19.08.2020, 13:03 Uhr

Viele Veranstaltungen Auf den Spuren von Batmans kleinen Geschwistern – 24. Europäische Fledermausnacht

 Foto: 123rf.com Foto: 123rf.com

Sie sind die wahren Herrscher der Nacht. Sie sehen mit ihren Ohren, fliegen mit ihren Händen und rasen mit bis zu 880 Herzschlägen pro Minute durch die Dunkelheit: Handflügler, so ihre Übersetzung aus dem Lateinischen, besser bekannt als Fledermäuse. Die 24. „European Bat Night“ vom 29. bis zum 30. August lädt dazu ein, die Welt der Fledermäuse hautnah mitzuerleben und bietet die Gelegenheit, mehr über die atemberaubenden, aber bedrohten Flugkünstler zu erfahren.
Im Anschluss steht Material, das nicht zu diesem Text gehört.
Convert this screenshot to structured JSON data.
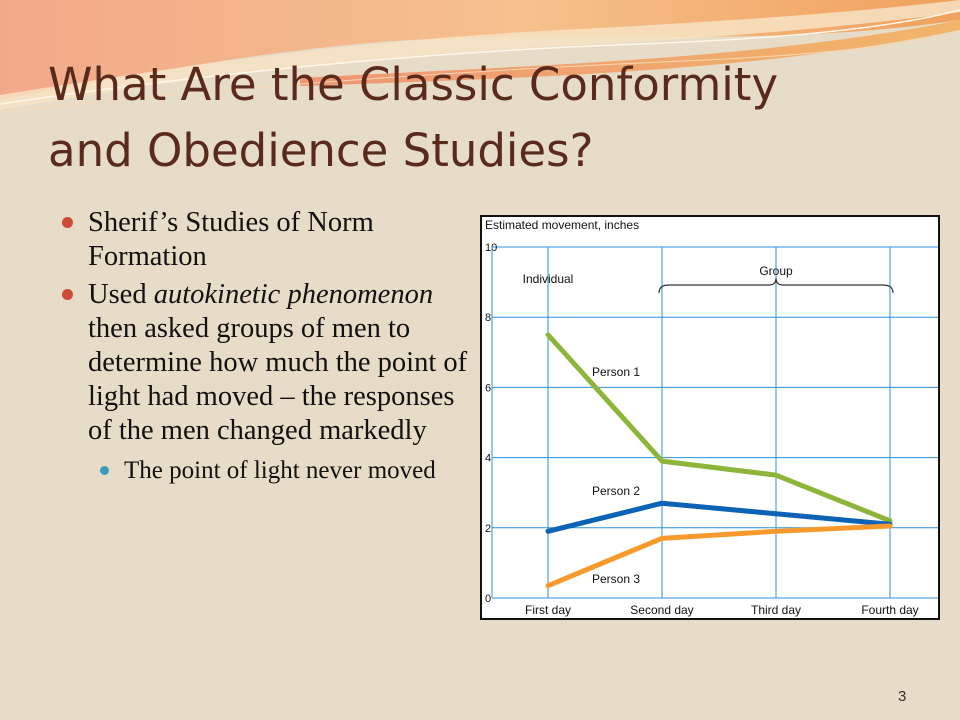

Hohenburg. In Bayern bietet der LBV auf über 30 unterschiedlichen Veranstaltungen die Möglichkeit, in die Welt der Fledermäuse einzutauchen. Wer Fledermäuse in der Dämmerung entdecken will, muss sehr aufmerksam sein, um die schwarzen Silhouetten der wendigen Flugkünstler gegen den dunkler werdenden Nachthimmel zu erkennen. „Einfacher geht es auf geführten Fledermauswanderungen, bei denen Interessierte die Tiere mit Hilfe von Ultraschall-Detektoren aufspüren können“, so LBV-Biologin Anne Schneider. Dabei macht der Bat-Detektor die ultrahochfrequenten Rufe der Tiere für die Menschen hörbar.
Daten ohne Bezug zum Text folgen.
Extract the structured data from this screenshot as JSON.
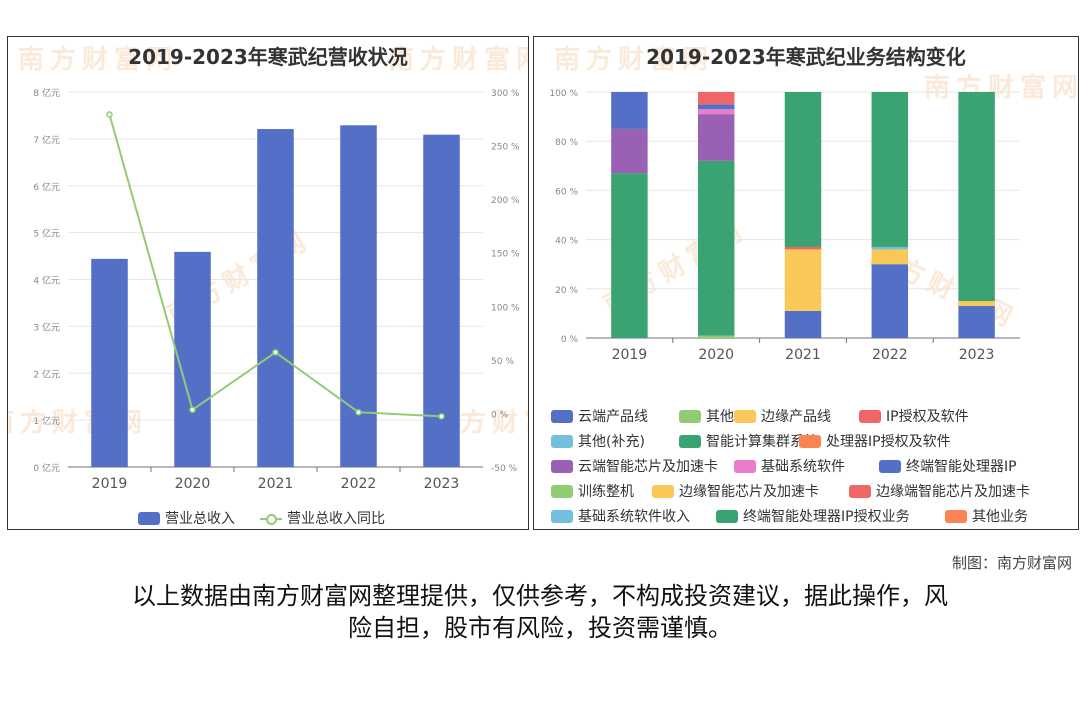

Im Rahmen der 24. Europäischen Fledermausnacht werden in mittlerweile über 35 Ländern Veranstaltungen zu Fledermäusen angeboten, um die schützenswerten Säuger als bedrohte Tiergruppe in den Fokus des öffentlichen Interesses zu stellen. Ganz besonders in diesem Jahr, das weiterhin von der Corona-Pandemie geprägt ist, soll zudem darauf aufmerksam gemacht werden, dass nicht Fledermäuse die Schuldigen oder Verantwortlichen für die aktuelle weltweite Krisensituation sind. Bayernweit ermöglicht der LBV bis in den September hinein spannende Einblicke in das Leben der Fledermäuse. Bei Exkursionen, Vorträgen oder dem Bau von Fledermauskästen können große und kleine Naturfreunde die Welt der fliegenden Kobolde für sich entdecken. Mit ein bisschen Glück können sie die Fledermäuse sogar bei ihrer Jagd nach Insekten beobachten.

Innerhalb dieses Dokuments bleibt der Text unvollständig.